Apart from members of the House of Commons and the Lords, there were also local government representatives and academics, who had all been invited by Virendra Sharma, the Labour MP for Ealing South and chairman of the Indo-British All Party Parliamentary Group.
He had organised a community meeting for Rahul on Sunday in west London. “It was in the biggest community hall and more than a thousand people came,” said Sharma. “Another 300 people had to be turned away.” A question for Rahul came from Rajesh Agrawal, the Labour deputy mayor of London for Business.
Agrawal wanted to know about the kind of links Rahul wanted with the Indian diaspora, which numbers about 2.5m in the UK taking into account those born in the country of parents who had come from either India or East Africa.
“Can I ask you a counter question?” reacted Rahul. “What makes you Indian?”
Agrawal said that as far as he was concerned, Indian values could be summed up in the Sanskrit saying, “Vasudhaivakutumbakam — the world is one family.”
Rahul was animated: “It is the central value of our civilisation. You are ambassadors for Indian values.” Rahul said Britain could help India by passing on some of its cutting-edge higher technology. But he allowed himself a little joke at Britain’s expense. The sound system in the committee room was not working, making some of the exchanges hard to hear.
Rahul quipped: “The light is out of order — they are functioning in India.” But it wasn’t the lights he was worried about in the Lok Sabha. He said Opposition MPs had been arrested outside Parliament where important debates had either been stifled or not taken place. Outside the committee room stood Big Ben, perhaps the symbol of the Mother of Parliaments.

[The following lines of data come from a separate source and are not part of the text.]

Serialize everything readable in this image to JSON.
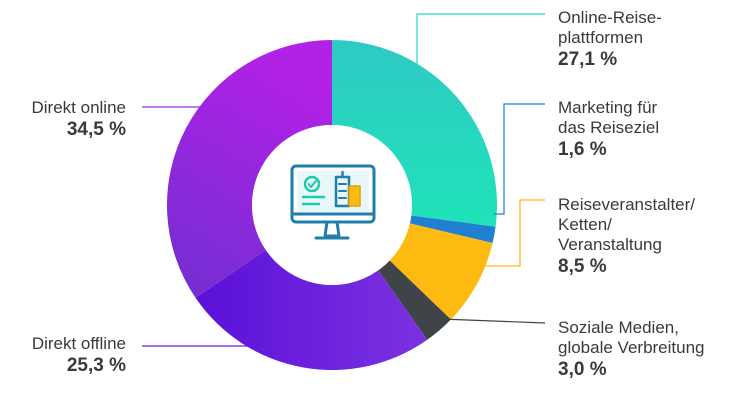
{
  "chart_data": {
    "type": "pie",
    "variant": "donut",
    "center_icon": "computer-monitor-buildings-icon",
    "slices": [
      {
        "label": "Online-Reise-\nplattformen",
        "value": 27.1,
        "value_label": "27,1 %",
        "color": "#1fd9be"
      },
      {
        "label": "Marketing für\ndas Reiseziel",
        "value": 1.6,
        "value_label": "1,6 %",
        "color": "#1f7fd1"
      },
      {
        "label": "Reiseveranstalter/\nKetten/\nVeranstaltung",
        "value": 8.5,
        "value_label": "8,5 %",
        "color": "#fdbb11"
      },
      {
        "label": "Soziale Medien,\nglobale Verbreitung",
        "value": 3.0,
        "value_label": "3,0 %",
        "color": "#3e4447"
      },
      {
        "label": "Direkt offline",
        "value": 25.3,
        "value_label": "25,3 %",
        "color": "#6a1bdc"
      },
      {
        "label": "Direkt online",
        "value": 34.5,
        "value_label": "34,5 %",
        "color": "#9b2ee0"
      }
    ]
  }
}
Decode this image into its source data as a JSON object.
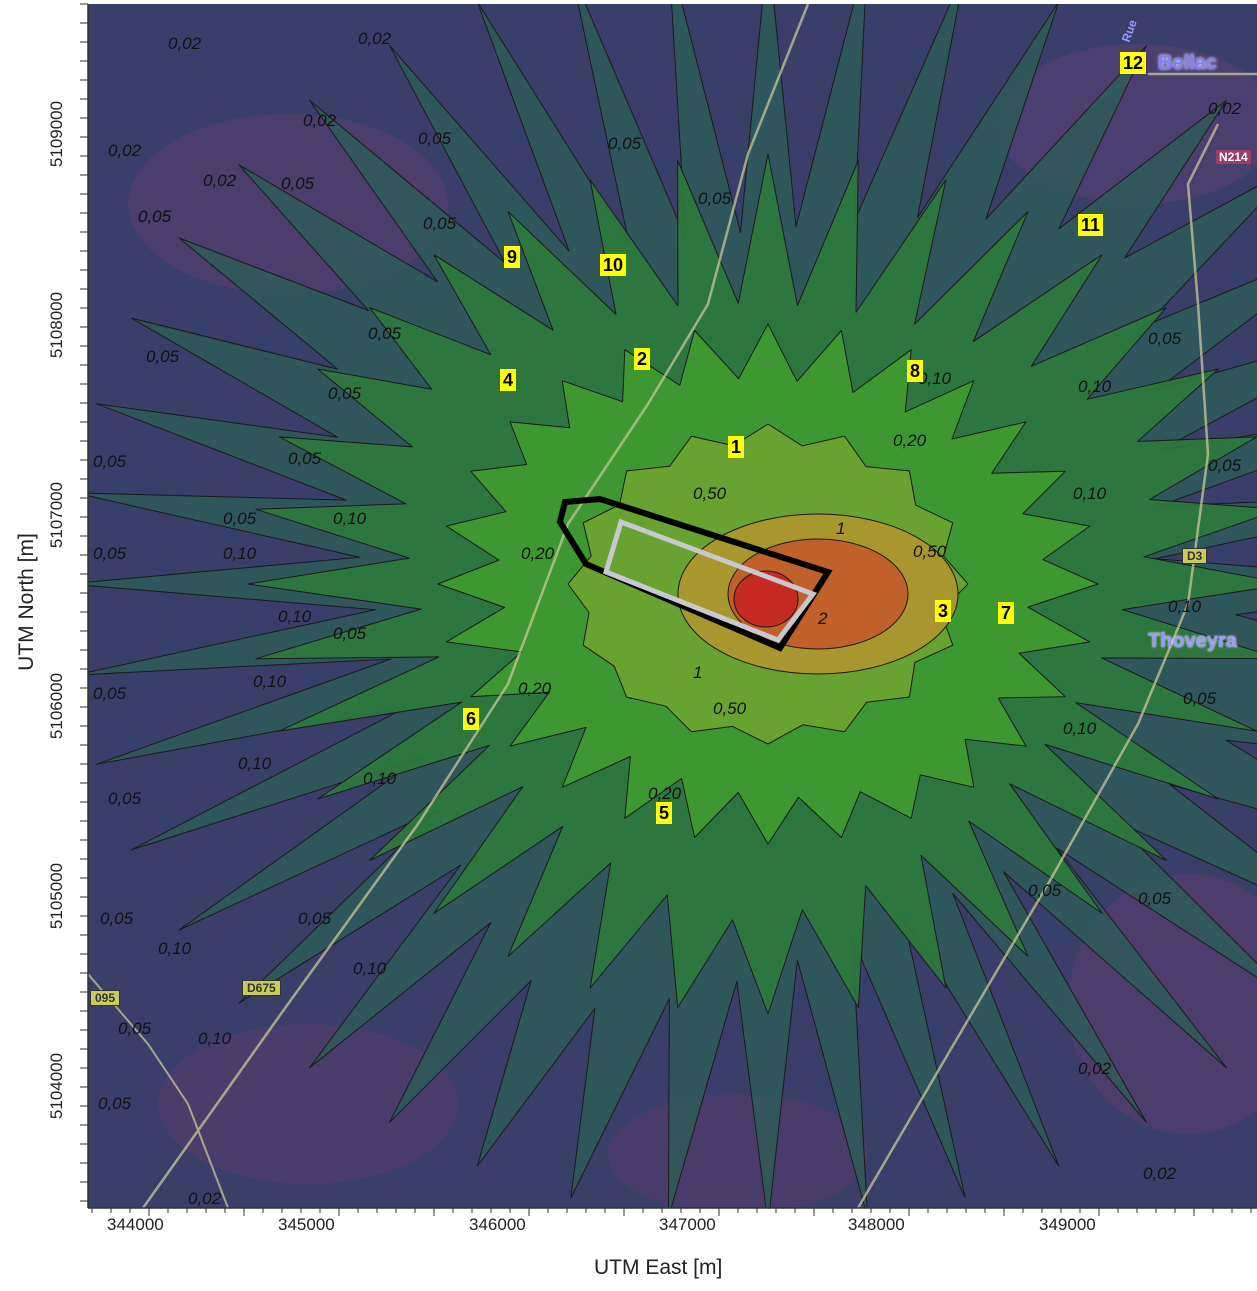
{
  "axes": {
    "x_title": "UTM East [m]",
    "y_title": "UTM North [m]",
    "x_ticks": [
      "344000",
      "345000",
      "346000",
      "347000",
      "348000",
      "349000"
    ],
    "y_ticks": [
      "5109000",
      "5108000",
      "5107000",
      "5106000",
      "5105000",
      "5104000"
    ]
  },
  "receptors": [
    "1",
    "2",
    "3",
    "4",
    "5",
    "6",
    "7",
    "8",
    "9",
    "10",
    "11",
    "12"
  ],
  "places": {
    "town_1": "Bellac",
    "town_2": "Thoveyra",
    "road_1": "N214",
    "road_2": "D3",
    "road_3": "D675",
    "road_4": "095",
    "road_5": "Rue"
  },
  "contour_levels": [
    "0,02",
    "0,05",
    "0,10",
    "0,20",
    "0,50",
    "1",
    "2"
  ],
  "colors": {
    "c002": "#4b3f78",
    "c005": "#2e5a58",
    "c010": "#2f7a3c",
    "c020": "#3f9a32",
    "c050": "#6aa232",
    "c1": "#a8962e",
    "c2": "#c0602a",
    "cmax": "#c42a22",
    "site_outer": "#000000",
    "site_inner": "#c8c8d0",
    "badge": "#ffff00"
  }
}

Rahul pressed home his point: “MPs were arrested just for standing outside Parliament.” He also spoke about his Bharat Jodo Yatra and recalled the comment of a member of the public: “In this supermarket of hatred, you are opening a stall of love.” For that, he received a spontaneous round of applause from MPs. He told them that the “Congress is more than a party— it is to do with the idea of India. The freedom movement against the British was non-violent. Non-violence is deeply embedded in Indians. Now Indians are not allowed to speak.”